I tried locally on the terminal and it works as expected. The current process will see any files it writes to /tmp but after the action is finished and /tmp is unmounted, the files won't be there. Only that process can see the files that it itself writes to /tmp. Files from the system /tmp will still be visible by all actions under /tmp which is a change from the current behavior.

This actually seems much better than the current semantics as it is less of a breaking change (e.g. Docker sockets under /tmp can still be used without having sockets created by the action pollute the host /tmp). If it's also simpler and resolves the current issue, I'm 100% for this solution. Great find!

Feb 24 '24 10:02 fmeum

I like this idea too! But to be clear, the new behavior of --incompatible_sandbox_hermetic_tmp wouldn't be exactly the same as --sandbox_add_mount_pair=/tmp, right? AIUI, the latter not only makes the system /tmp visible to sandboxes, but also makes the files created by a sandbox visible to other sandboxes; the last part is what we're actually trying to protect against.

What about older Linux kernels where mount -t overlay is still a privileged operation? Will we auto-detect or require users to manually override the flag?

Feb 24 '24 11:02 tjgq

What about older Linux kernels where mount -t overlay is still a privileged operation? Will we auto-detect or require users to manually override the flag?

Could we test this as part of the one-time "sandboxing available" check? Requiring a manual override for a default wouldn't be a great user experience. But I also don't know what the market share of affected kernel versions is.

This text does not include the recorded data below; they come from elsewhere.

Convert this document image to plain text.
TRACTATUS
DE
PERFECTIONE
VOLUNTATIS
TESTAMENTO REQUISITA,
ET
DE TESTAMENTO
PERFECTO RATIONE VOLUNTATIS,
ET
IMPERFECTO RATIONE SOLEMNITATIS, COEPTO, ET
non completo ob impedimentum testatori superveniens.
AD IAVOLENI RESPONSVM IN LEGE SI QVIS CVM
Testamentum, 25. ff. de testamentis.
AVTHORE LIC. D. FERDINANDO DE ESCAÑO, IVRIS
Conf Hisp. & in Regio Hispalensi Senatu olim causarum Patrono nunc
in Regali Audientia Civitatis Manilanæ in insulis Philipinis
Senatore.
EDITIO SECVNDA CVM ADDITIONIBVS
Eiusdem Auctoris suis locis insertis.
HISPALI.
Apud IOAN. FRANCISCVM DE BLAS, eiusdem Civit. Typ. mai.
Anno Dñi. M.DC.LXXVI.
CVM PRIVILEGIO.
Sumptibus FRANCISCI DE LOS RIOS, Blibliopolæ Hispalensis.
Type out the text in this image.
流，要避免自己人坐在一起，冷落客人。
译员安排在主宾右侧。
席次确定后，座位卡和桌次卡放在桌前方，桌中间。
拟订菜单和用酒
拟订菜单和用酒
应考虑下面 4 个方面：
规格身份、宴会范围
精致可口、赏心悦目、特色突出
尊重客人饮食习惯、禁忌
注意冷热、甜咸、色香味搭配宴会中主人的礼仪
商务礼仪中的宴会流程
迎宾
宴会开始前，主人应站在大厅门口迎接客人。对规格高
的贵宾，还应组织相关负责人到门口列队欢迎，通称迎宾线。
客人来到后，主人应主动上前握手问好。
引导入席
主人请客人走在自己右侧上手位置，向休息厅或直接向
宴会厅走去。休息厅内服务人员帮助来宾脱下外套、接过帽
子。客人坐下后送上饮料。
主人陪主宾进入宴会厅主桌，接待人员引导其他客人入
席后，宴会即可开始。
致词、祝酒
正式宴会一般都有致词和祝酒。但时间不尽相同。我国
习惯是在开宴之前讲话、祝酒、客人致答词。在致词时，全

With the overlay approach, there could theoretically still be issues with concurrent Java compilations, but only if there is a concurrent one on the host with a PID of 12, which is presumably too low to occur in practice (unless the concurrent action is also sandboxed in a similar way). I think that's acceptable.

Feb 24 '24 13:02 fmeum

https://docs.kernel.org/filesystems/overlayfs.html#changes-to-underlying-filesystems sounds as if this scheme may not be safe when there are concurrent accesses to /tmp.

Feb 24 '24 22:02 fmeum

https://docs.kernel.org/filesystems/overlayfs.html#changes-to-underlying-filesystems sounds as if this scheme may not be safe when there are concurrent accesses to /tmp.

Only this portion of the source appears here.